Museum officials are concerned the delay will harm the institution’s relationship with Sotheby’s and reduce the art’s value.

Museum attorney Bill Lee contends the Board of Trustees spent ample time researching and developing the New Vision plan. Lee and some area elected officials have defended museum leadership.

“The only thing that people are doing now is Monday morning quarterbacking of a two-year process, saying you might have done some things differently. But our legal system doesn’t allow for that,” Lee says. “And at the end of the day: Loud voices, accusations, character assassination are not the kind of thing that you resolve an issue like this.”

The one-month injunction on the planned sale ends Sunday. If the motion by Healey’s office to extend the injunction is approved, the legal battle would continue into the new year.
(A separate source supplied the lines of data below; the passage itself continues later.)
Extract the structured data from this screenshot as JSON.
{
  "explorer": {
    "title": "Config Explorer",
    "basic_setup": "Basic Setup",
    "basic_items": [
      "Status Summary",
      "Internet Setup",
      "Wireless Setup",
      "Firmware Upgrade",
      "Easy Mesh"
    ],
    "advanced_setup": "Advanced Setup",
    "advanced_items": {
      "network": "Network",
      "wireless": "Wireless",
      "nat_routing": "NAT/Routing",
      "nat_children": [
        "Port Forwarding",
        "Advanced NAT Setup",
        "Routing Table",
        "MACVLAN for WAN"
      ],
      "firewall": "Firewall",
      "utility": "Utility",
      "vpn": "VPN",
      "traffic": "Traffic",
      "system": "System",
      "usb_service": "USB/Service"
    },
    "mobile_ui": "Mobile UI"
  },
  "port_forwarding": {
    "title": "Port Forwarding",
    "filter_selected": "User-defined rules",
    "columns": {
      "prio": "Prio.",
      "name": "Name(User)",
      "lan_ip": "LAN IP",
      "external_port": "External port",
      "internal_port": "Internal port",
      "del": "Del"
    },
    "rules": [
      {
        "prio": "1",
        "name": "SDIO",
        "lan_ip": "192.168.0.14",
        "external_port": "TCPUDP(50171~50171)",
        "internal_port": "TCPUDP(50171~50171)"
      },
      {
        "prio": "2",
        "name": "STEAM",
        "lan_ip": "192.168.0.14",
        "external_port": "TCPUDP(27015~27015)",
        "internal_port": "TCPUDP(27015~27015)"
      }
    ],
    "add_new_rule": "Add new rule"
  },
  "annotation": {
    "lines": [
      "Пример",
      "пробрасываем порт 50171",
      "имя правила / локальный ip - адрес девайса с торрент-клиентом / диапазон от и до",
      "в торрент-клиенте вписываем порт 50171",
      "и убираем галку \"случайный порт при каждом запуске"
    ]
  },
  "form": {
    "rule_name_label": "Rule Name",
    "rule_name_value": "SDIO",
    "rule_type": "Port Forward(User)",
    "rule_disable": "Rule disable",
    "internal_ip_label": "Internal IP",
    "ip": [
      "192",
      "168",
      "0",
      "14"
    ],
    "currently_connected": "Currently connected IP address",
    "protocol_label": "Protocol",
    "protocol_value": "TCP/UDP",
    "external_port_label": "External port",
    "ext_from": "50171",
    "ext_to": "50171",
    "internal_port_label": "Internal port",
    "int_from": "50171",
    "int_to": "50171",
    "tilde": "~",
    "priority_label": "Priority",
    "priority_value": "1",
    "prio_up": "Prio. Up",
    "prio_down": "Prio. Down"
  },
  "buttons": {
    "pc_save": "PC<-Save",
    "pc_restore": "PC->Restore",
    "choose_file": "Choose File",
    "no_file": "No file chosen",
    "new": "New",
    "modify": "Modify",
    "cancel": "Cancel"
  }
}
In the filing, the AG’s office says it will conclude its investigation by January 29th – provided the museum makes witnesses “reasonably available” for follow up interviews by January 22nd. It’s also still waiting for documents related to the museum’s deaccessions and sales in 1934, 1935 and 2008 as well as documents from the museum’s Collections Committee over the last decade.

Museum lawyers say the injunction has already put the institution in “precarious financial condition.”

Carol Diehl of the grassroots “Save the Art" group says she hopes the museum board will change course.

“They have spent enough on lawyers. They don’t need to drag this out. If they were to stop now, bring back the art, turn into the good guys and unite the community, they could do fundraising like they have never seen before. There is nobody who just wants to get rid of the art,” Diehl says, “so we could have our cake and eat it too.”

The museum is expected to file a response to the state’s litigation by Tuesday.